Even though these rights have been in place since 1991, only a few U.S. artists have actually filed VARA lawsuits. Most of these cases have involved public works of art or pieces affixed to buildings. This lack of claims may be due to the fact that costs can be high if an artist files a federal lawsuit and then loses, especially if the case goes to appeal. The legal costs could easily exceed the value of the artwork in question.
Issues on the Internet and in Global Trade
The rapid expansion of the Internet has created new enforcement challenges for owners of copyrights, trademarks and patents. It's very easy to take work that is digital and use it without authorization. Sometimes its difficult to tell who is doing the infringing and where they are located, so there are also legal risks for Web site owners and Internet service providers who may transmit or store material that infringes. If you are a web designer, you can avoid problems by using only content that is either completely original, verifiably in the public domain, or for which you have the signed consent of the owner. On each site, you must include patent marking, copyright notices and trademark notices as appropriate.

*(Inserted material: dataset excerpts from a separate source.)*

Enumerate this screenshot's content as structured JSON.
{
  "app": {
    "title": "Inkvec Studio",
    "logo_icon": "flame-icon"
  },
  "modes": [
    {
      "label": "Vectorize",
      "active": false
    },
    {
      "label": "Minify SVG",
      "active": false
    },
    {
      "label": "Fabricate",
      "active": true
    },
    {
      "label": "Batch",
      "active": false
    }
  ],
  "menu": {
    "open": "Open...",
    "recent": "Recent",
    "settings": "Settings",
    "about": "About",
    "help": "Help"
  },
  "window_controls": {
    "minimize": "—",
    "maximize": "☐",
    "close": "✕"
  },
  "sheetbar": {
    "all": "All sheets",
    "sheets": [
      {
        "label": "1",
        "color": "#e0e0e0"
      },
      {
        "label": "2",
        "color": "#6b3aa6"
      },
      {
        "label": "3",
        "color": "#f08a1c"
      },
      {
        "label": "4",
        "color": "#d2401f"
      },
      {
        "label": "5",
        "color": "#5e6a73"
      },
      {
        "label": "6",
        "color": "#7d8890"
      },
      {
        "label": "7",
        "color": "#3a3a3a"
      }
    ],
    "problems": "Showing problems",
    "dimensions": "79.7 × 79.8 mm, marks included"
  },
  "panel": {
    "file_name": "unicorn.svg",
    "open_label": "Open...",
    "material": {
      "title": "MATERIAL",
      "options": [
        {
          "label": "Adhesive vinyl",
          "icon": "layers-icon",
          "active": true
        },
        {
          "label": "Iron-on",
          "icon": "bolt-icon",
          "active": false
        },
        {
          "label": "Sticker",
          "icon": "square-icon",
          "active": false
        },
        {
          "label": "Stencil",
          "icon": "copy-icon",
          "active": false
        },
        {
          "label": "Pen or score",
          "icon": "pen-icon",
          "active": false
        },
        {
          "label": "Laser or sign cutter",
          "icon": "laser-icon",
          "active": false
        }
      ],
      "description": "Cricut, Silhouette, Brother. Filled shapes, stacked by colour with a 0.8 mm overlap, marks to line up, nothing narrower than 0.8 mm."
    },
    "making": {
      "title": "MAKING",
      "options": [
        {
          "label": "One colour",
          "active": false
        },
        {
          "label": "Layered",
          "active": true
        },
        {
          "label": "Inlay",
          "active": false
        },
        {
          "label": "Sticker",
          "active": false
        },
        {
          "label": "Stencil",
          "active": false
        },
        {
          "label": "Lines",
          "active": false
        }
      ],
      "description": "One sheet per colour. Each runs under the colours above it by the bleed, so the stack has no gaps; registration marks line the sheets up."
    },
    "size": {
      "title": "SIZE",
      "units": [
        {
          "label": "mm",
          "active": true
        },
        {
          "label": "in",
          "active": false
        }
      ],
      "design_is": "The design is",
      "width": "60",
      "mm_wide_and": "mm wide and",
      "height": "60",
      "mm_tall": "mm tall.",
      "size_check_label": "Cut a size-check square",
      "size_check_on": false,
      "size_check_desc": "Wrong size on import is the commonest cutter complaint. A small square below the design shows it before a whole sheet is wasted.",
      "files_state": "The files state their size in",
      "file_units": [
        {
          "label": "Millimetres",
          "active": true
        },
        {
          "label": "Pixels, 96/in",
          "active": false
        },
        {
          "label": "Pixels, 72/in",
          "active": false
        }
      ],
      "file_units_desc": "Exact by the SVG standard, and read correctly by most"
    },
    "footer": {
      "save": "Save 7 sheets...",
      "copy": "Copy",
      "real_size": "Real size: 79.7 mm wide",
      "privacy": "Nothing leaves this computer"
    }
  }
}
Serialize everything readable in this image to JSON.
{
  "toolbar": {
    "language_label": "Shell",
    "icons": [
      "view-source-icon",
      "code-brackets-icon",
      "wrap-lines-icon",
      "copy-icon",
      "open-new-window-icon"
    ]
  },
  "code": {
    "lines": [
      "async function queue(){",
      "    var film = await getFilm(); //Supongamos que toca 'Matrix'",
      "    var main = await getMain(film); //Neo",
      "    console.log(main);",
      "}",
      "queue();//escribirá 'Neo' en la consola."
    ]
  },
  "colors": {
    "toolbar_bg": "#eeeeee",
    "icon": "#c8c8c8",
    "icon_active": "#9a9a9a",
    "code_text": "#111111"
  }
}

Compounding the challenge is the fact that intellectual property laws are national, but the Internet is global. Global businesses often seek to register intellectual property separately in each country where they plan to do business. After registering in the U.S., many American companies also seek protection in Canada, Japan, Australia and the European Union. However, when you are registering in different countries, the specifics of eligibility and duration can vary quite a bit. Here's one example that relates to patents: most countries in the world offer patent protection on a “first to file” basis, but the U.S. and the Philippines have a “first to invent” system.
Intellectual property laws are national, but many countries sign international treaties and trade agreements that include intellectual property protection, such as the Paris Convention for the Protection of Industrial Property (which is focused primarily on industrial design and patents) and the Berne Convention for the Protection of Literary and Artistic Works (which is focused primarily on copyright). As trade becomes increasingly global, U.S. trade negotiators seek to defend American companies from foreign copycats and pirates in many product categories such as music, films and videos, software and pharmaceuticals. In 1995 a major international trade agreement known as TRIPS (Trade-Related Aspects of Intellectual Property Rights) went into effect. It put in place a rule-based trade system. Upon signing, countries are given a specific amount of time (usually 1, 5 or 11 years) to bring their national laws and practices into compliance. Countries that permit intellectual property violations can be threatened with trade sanctions. Global trade involves a very wide range of social and economic issues, but for questions specifically related to intellectual property law, you'll want to take a look at these two websites:
The World Trade Organization currently has 147 member states and 30 observer governments.
The World Intellectual Property Organization is part of the United Nations. It includes 180 member states and administers 23 international treaties.